Ogni donna che aveva avuto una relazione con mio padre, rimasto vedovo, spariva nel nulla da un giorno all’altro: così chiesi alla mia amica di uscire con lui almeno una volta.

Dopo la morte di mia madre, avvenuta dodici anni fa, mio padre era diventato l’ombra silenziosa dell’uomo pieno di energia che era stato un tempo. Si rifiutava di uscire e insisteva nel dire che io ero tutta la compagnia di cui aveva bisogno. Tutto cambiò quando, di nascosto, si creò un profilo su un sito di incontri. Quel gesto gli restituì per un breve periodo il sorriso che aveva perduto da anni, mentre iniziava a conoscere donne meravigliose. Ben presto, però, emerse uno schema inquietante: nonostante gli appuntamenti andassero incredibilmente bene, ogni donna spariva nel nulla da un giorno all’altro, senza lasciare traccia e senza dire una parola. Profondamente sconvolto, mio padre iniziò a chiedersi se il problema fosse lui e, a ogni nuova sparizione, ricadeva sempre più nella sua vecchia tristezza.

Determinata a scoprire la verità, convinsi la mia migliore amica Rachel, sempre attenta e perspicace, ad accettare un appuntamento con lui con una scusa, così da capire cosa stesse realmente andando storto. La serata fu un vero successo, ma, proprio come era accaduto con le altre, la mattina seguente Rachel smise completamente di farsi sentire. Terrorizzata che potesse esserle successo qualcosa, la affrontai e lei, esitante, mi raccontò delle terribili minacce ricevute da un numero sconosciuto. Il molestatore conosceva il suo indirizzo di casa, il luogo in cui lavorava e persino un segreto di famiglia che aveva sempre tenuto nascosto. La avvertì senza mezzi termini di stare lontana da mio padre, altrimenti avrebbe dovuto affrontare conseguenze molto gravi.
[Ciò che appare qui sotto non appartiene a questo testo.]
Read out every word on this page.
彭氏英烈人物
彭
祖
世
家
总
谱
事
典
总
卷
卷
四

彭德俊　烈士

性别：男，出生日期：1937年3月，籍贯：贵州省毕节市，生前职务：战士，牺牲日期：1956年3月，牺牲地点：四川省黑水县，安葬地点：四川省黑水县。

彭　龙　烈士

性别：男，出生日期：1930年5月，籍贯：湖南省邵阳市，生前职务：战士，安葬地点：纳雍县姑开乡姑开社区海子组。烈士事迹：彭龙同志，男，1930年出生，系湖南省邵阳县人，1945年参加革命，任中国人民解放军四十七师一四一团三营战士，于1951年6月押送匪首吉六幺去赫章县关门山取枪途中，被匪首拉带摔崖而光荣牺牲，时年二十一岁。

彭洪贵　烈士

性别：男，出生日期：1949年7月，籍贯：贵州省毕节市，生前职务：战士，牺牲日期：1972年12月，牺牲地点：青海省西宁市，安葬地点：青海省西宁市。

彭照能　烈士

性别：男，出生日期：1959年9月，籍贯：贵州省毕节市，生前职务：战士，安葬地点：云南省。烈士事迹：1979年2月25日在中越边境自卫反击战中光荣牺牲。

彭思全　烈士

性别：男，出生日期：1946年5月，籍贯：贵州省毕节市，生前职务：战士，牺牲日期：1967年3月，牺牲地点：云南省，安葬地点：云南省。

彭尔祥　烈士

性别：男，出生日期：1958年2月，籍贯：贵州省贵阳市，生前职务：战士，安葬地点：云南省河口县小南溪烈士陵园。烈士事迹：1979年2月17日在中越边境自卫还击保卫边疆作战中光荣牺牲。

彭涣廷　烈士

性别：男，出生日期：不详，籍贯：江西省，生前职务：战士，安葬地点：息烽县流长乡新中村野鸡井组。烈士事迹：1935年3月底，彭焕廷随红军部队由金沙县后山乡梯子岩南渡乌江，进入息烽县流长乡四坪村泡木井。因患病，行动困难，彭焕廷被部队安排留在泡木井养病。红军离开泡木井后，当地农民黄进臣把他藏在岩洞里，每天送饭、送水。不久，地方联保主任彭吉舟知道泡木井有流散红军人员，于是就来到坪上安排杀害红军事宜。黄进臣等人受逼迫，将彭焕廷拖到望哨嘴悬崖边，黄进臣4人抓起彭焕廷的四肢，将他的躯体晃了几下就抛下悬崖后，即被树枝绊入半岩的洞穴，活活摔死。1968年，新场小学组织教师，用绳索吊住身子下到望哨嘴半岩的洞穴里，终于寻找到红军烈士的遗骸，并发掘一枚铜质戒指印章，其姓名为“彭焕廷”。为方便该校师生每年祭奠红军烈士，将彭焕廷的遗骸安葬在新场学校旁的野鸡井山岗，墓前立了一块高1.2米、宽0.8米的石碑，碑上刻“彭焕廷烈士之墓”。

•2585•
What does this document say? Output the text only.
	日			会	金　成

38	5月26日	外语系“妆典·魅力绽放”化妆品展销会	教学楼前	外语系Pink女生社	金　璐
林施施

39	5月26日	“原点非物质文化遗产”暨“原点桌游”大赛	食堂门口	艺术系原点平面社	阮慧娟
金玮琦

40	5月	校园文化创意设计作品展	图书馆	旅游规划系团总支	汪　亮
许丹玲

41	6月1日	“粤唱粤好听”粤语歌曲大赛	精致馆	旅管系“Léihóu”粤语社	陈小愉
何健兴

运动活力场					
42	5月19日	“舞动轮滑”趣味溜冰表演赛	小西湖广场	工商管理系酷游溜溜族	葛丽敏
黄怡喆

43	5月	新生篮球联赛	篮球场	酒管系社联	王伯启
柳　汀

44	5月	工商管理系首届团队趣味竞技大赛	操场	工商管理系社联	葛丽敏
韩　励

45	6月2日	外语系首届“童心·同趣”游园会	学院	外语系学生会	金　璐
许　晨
Nel tentativo di scoprire chi si nascondesse dietro quelle minacce, io e mio padre controllammo le telecamere di sicurezza installate intorno alla sua casa. Le registrazioni della notte dell’appuntamento mostravano una figura incappucciata aggirarsi nei pressi della sua auto. Quando mandai indietro il filmato e osservai meglio le immagini, riconobbi le vistose scarpe da ginnastica bianche della persona sospetta: erano identiche a quelle appartenenti alla sorella minore della mia defunta madre, zia Sabrina, che negli anni si era progressivamente allontanata dalla nostra famiglia. Corsi a casa di Sabrina e trovai proprio quelle scarpe accanto alla porta. A quel punto la costrinsi a confrontarsi con le prove schiaccianti che la collegavano a tutto ciò.

Sabrina crollò e confessò di aver sabotato tutti e sei gli appuntamenti precedenti di mio padre, spinta da un distorto senso di lealtà nei confronti di mia madre. Convinta che mio padre stesse tradendo la memoria della donna che aveva amato cercando di andare avanti con la sua vita, aveva rintracciato il suo profilo, seguito le donne dopo gli appuntamenti e iniziato a molestarle fino a quando queste non lo bloccavano. Sconvolti dalla verità, consegnammo le prove alle autorità. Sabrina fu costretta ad assumersi la responsabilità legale delle proprie azioni e, a causa della sua ossessione, intraprese un percorso terapeutico.

Finalmente venuta a galla tutta la verità, mio padre cominciò lentamente a ritrovare la fiducia in se stesso e decise di dare ancora una possibilità all’amore con una donna di nome Jocelyn. Lei, a differenza delle altre, non scomparve. Rimase al suo fianco e riportò vita, calore e risate nel mondo di mio padre. Per la prima volta dopo dodici anni, la sua casa non era più avvolta dal silenzio: era tornata a riempirsi di musica e di speranza per il futuro.